Neurosurgery. 2003 Mar;52(3):711-5; discussion 714-5. doi: 10.1227/01.neu.0000048483.21777.b7.
Cobb syndrome is a rare clinical entity characterized by the combination of a vascular skin nevus and an angioma in the spinal canal at the same metamere. We present a case report of an infant with Cobb syndrome.
A 5-month-old girl presented with cutaneous hemangioma of the thoracolumbar region (T5-T12) and paraparesis. The infant was examined by magnetic resonance imaging and aortography and was diagnosed with Cobb syndrome.
The patient received orally administered prednisolone therapy and underwent endovascular embolization of paravertebral and spinal angiomas with the use of n-butyl-2-cyanoacrylate. Her symptoms improved by combined treatment with liquid embolization and corticosteroid therapy.
Although Cobb syndrome has been reported in older children, it is extremely rare in infants. To our knowledge, this is the first report of an infant with Cobb syndrome treated with endovascular embolization and corticosteroid therapy. The combined treatment with corticosteroid therapy and endovascular embolization of cutaneomeningospinal angioma in Cobb syndrome seems effective in alleviating symptoms and minimizing morbidity.

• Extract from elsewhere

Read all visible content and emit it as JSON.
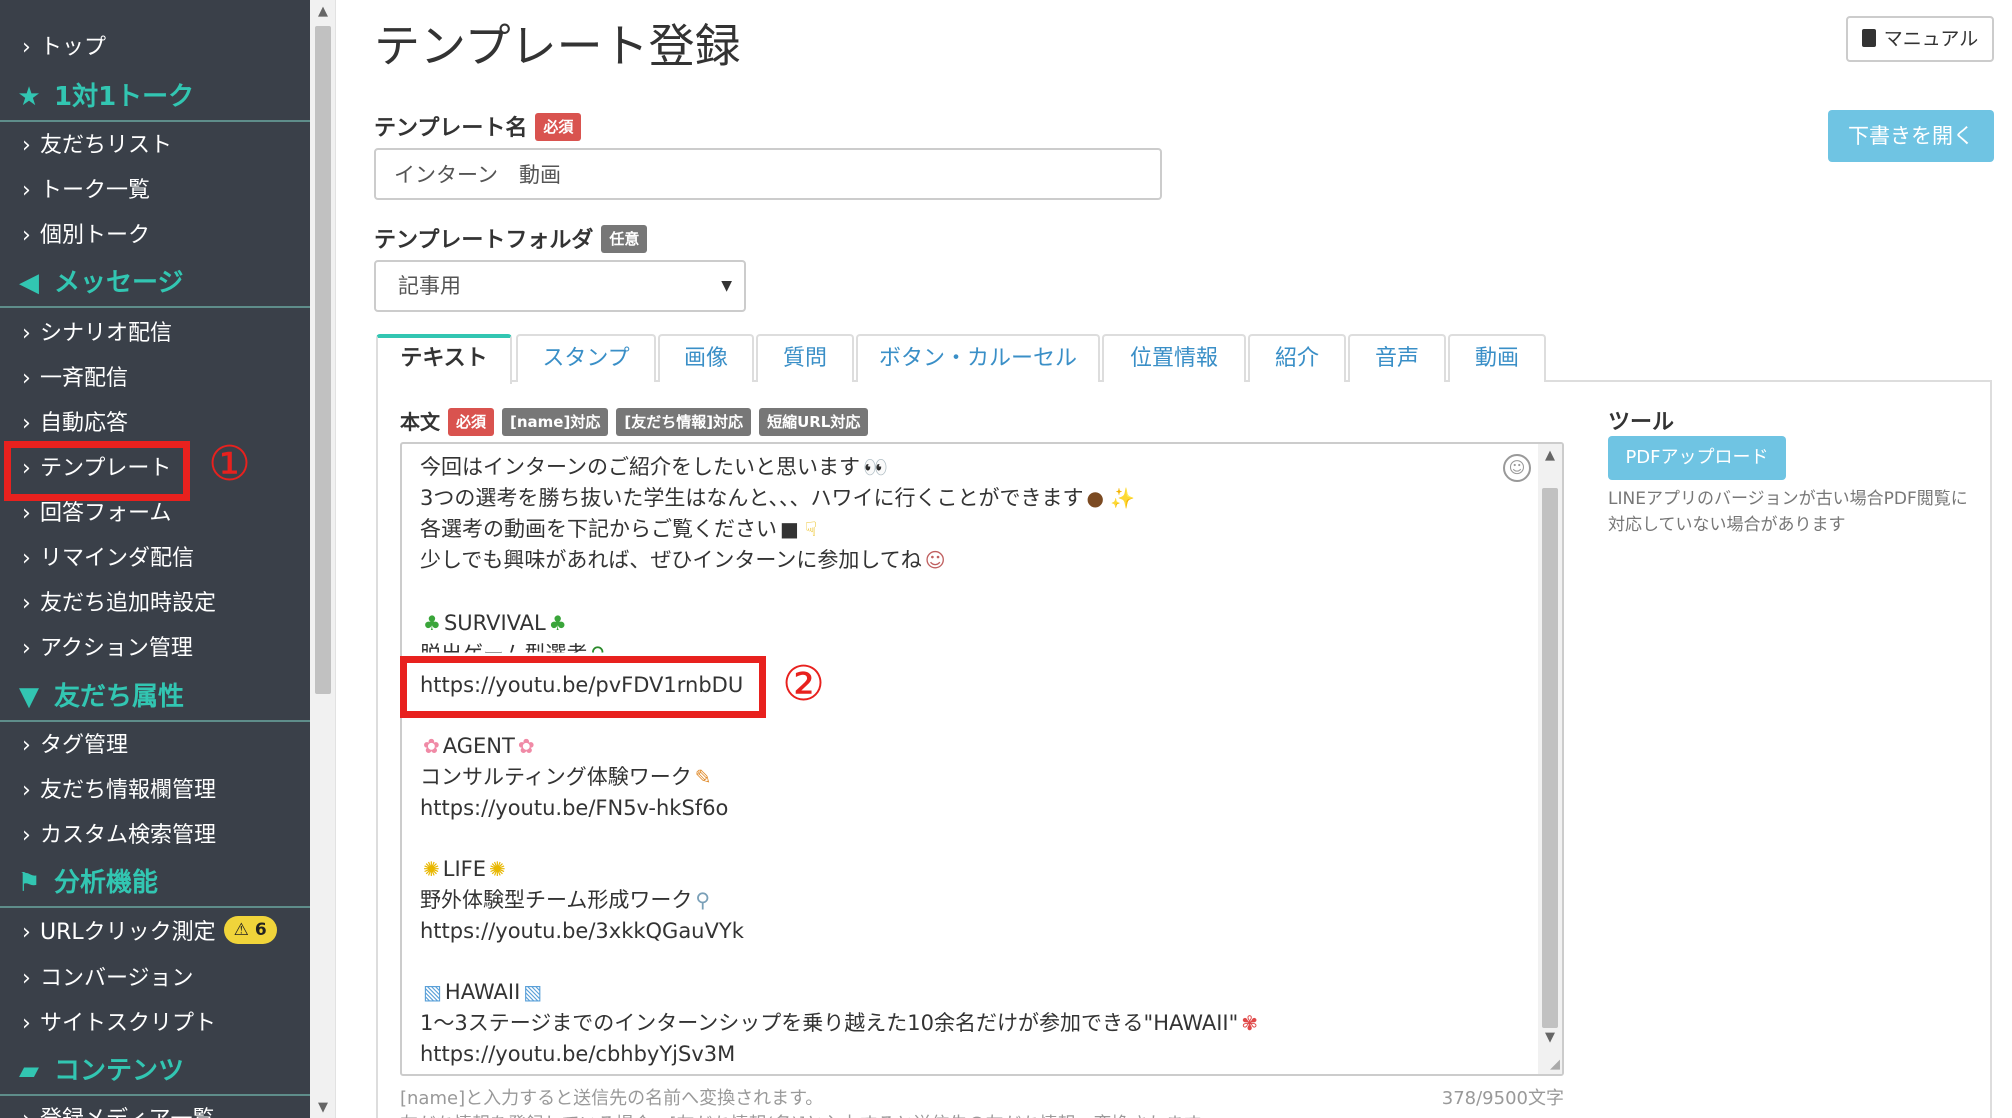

科布综合征是一种罕见的临床病症,其特征为在同一脊髓节段出现皮肤血管痣和椎管内血管瘤。我们报告一例患有科布综合征的婴儿病例。
一名5个月大的女孩出现胸腰段(T5 - T12)皮肤血管瘤及双下肢轻瘫。对该婴儿进行了磁共振成像和主动脉造影检查,诊断为科布综合征。
患者接受口服泼尼松龙治疗,并使用正丁基 - 2 - 氰基丙烯酸酯对椎旁和脊髓血管瘤进行血管内栓塞。通过液体栓塞和皮质类固醇治疗联合应用,她的症状得到改善。
尽管科布综合征在大龄儿童中已有报道,但在婴儿中极为罕见。据我们所知,这是首例采用血管内栓塞和皮质类固醇治疗的患有科布综合征的婴儿病例。在科布综合征中,皮质类固醇治疗与皮肤脊髓血管畸形的血管内栓塞联合治疗似乎对缓解症状和降低发病率有效。